#HIMSS17

IBM's Ginny Rometty delivers optimistic HIMSS keynote

February 20, 2017
by John W. Mitchell, Senior Correspondent
In a stirring keynote address to a capacity crowd of 6,000 at the 2017 HIMSS conference, IBM chairman, president and CEO Ginni Rometty said that the time is right to solve some of the world’s greatest problems.

Despite the political and social change that might have a serious impact on health care, she told the group there is reason to be optimistic.

“I feel so profoundly hopeful,” said Rometty. “I think we’re at a time to reinvent and transform health care to an era of personalized medicine.”

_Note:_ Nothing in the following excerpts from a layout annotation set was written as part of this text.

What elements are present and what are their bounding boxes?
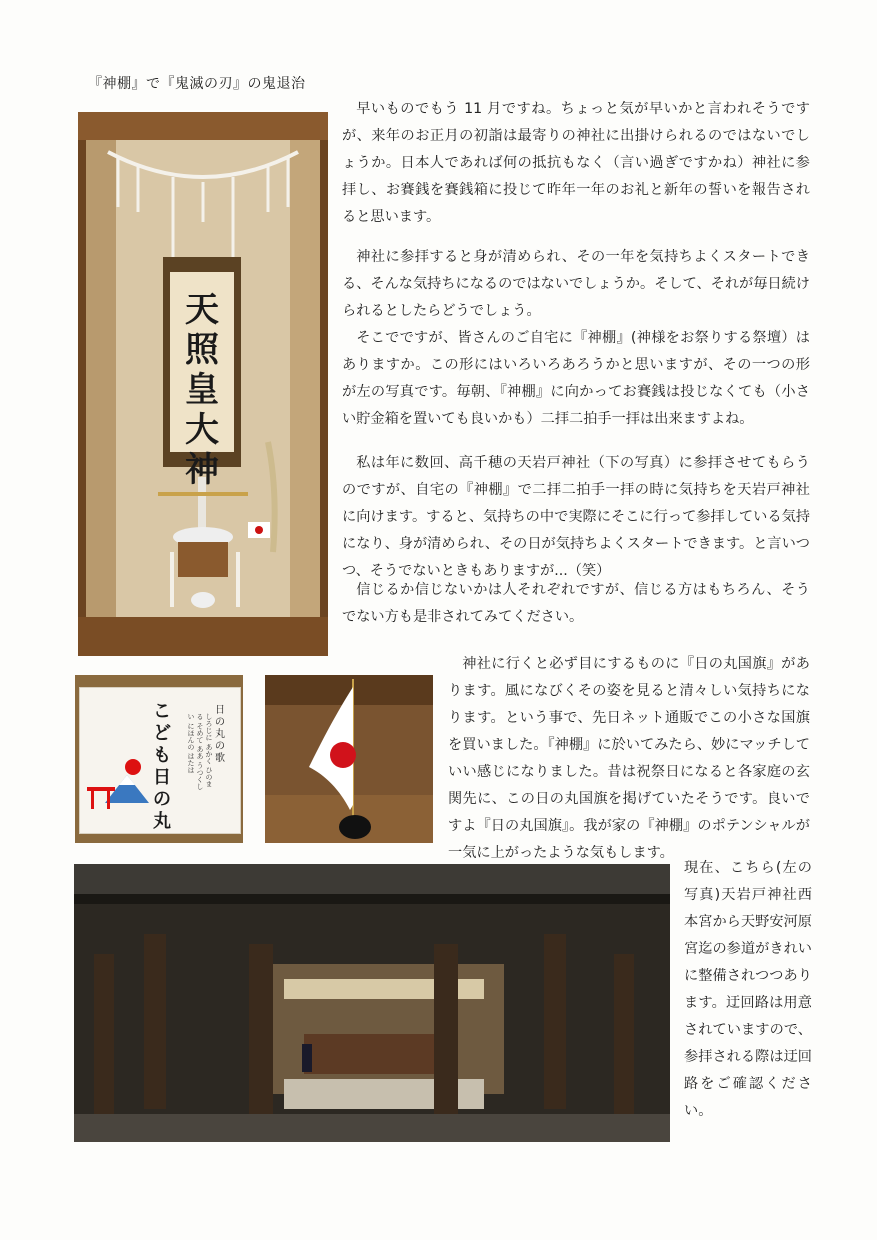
paragraph-1: 早いものでもう 11 月ですね。ちょっと気が早いかと言われそうですが、来年のお正月の初詣は最寄りの神社に出掛けられるのではないでしょうか。日本人であれば何の抵抗もなく（言い過ぎですかね）神社に参拝し、お賽銭を賽銭箱に投じて昨年一年のお礼と新年の誓いを報告されると思います。 [342, 101, 810, 225]
article-heading: 『神棚』で『鬼滅の刃』の鬼退治 [88, 76, 306, 92]
poster-song-line: ああ うつくしい [187, 713, 204, 790]
paragraph-6: 神社に行くと必ず目にするものに『日の丸国旗』があります。風になびくその姿を見ると清々しい気持ちになります。という事で、先日ネット通販でこの小さな国旗を買いました。『神棚』に於いてみたら、妙にマッチしていい感じになりました。昔は祝祭日になると各家庭の玄関先に、この日の丸国旗を掲げていたそうです。良いですよ『日の丸国旗』。我が家の『神棚』のポテンシャルが一気に上がったような気もします。 [448, 656, 810, 861]
poster-title: こども日の丸 [153, 701, 171, 832]
paragraph-5: 信じるか信じないかは人それぞれですが、信じる方はもちろん、そうでない方も是非されてみてください。 [342, 582, 810, 625]
paragraph-4: 私は年に数回、高千穂の天岩戸神社（下の写真）に参拝させてもらうのですが、自宅の『神棚』で二拝二拍手一拝の時に気持ちを天岩戸神社に向けます。すると、気持ちの中で実際にそこに行って参拝している気持になり、身が清められ、その日が気持ちよくスタートできます。と言いつつ、そうでないときもありますが...（笑） [342, 455, 810, 579]
paragraph-2: 神社に参拝すると身が清められ、その一年を気持ちよくスタートできる、そんな気持ちになるのではないでしょうか。そして、それが毎日続けられるとしたらどうでしょう。 [342, 249, 810, 319]
flag-photo [265, 675, 433, 843]
poster-song-line: しろじに あかく [205, 713, 213, 765]
poster-photo [75, 675, 243, 843]
poster-song-lyrics [179, 713, 213, 793]
poster-song-line: にほんの はたは [187, 722, 195, 774]
scroll-calligraphy: 天照皇大神 [185, 290, 219, 490]
kamidana-photo [78, 112, 328, 656]
shrine-photo [74, 864, 670, 1142]
poster-song-title: 日の丸の歌 [215, 705, 225, 764]
paragraph-7: 現在、こちら(左の写真)天岩戸神社西本宮から天野安河原宮迄の参道がきれいに整備されつつあります。迂回路は用意されていますので、参拝される際は迂回路をご確認ください。 [684, 860, 812, 1119]
paragraph-3: そこでですが、皆さんのご自宅に『神棚』(神様をお祭りする祭壇）はありますか。この形にはいろいろあろうかと思いますが、その一つの形が左の写真です。毎朝、『神棚』に向かってお賽銭は投じなくても（小さい貯金箱を置いても良いかも）二拝二拍手一拝は出来ますよね。 [342, 330, 810, 427]
poster-song-line: ひのまる そめて [196, 713, 213, 788]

According to Rometty, cognitive use of big data to develop artificial intelligence has become mainstream, is here to stay, and amounts to a “moon shot.”

The pieces are in place for these technologies to take hold and have a larger influence on health care worldwide. Rometty noted, for example, that about 14 million new cases of cancer are diagnosed annually — and in the next few years that number is expected to grow to 20 million, many in developing nations.

“There is one oncologist for every 1,699 patients in India,” she said, citing the need for doctors to be able work faster and with better results, and also making a case for her company's own IBM’s Watson. “What used to take 20 minutes of patient information for a doctor to gather now takes 20 seconds with Watson.”

And, based on a recent study, Watson can find clinically actionable items in a medical record 30 percent more often than physicians alone. But even with this result, she stressed that it is not the role of AI such as Watson to replace doctors, but to serve as another diagnostic asset.

IBM made a slew of announcements to coincide with their CEO’s address, many related to Watson.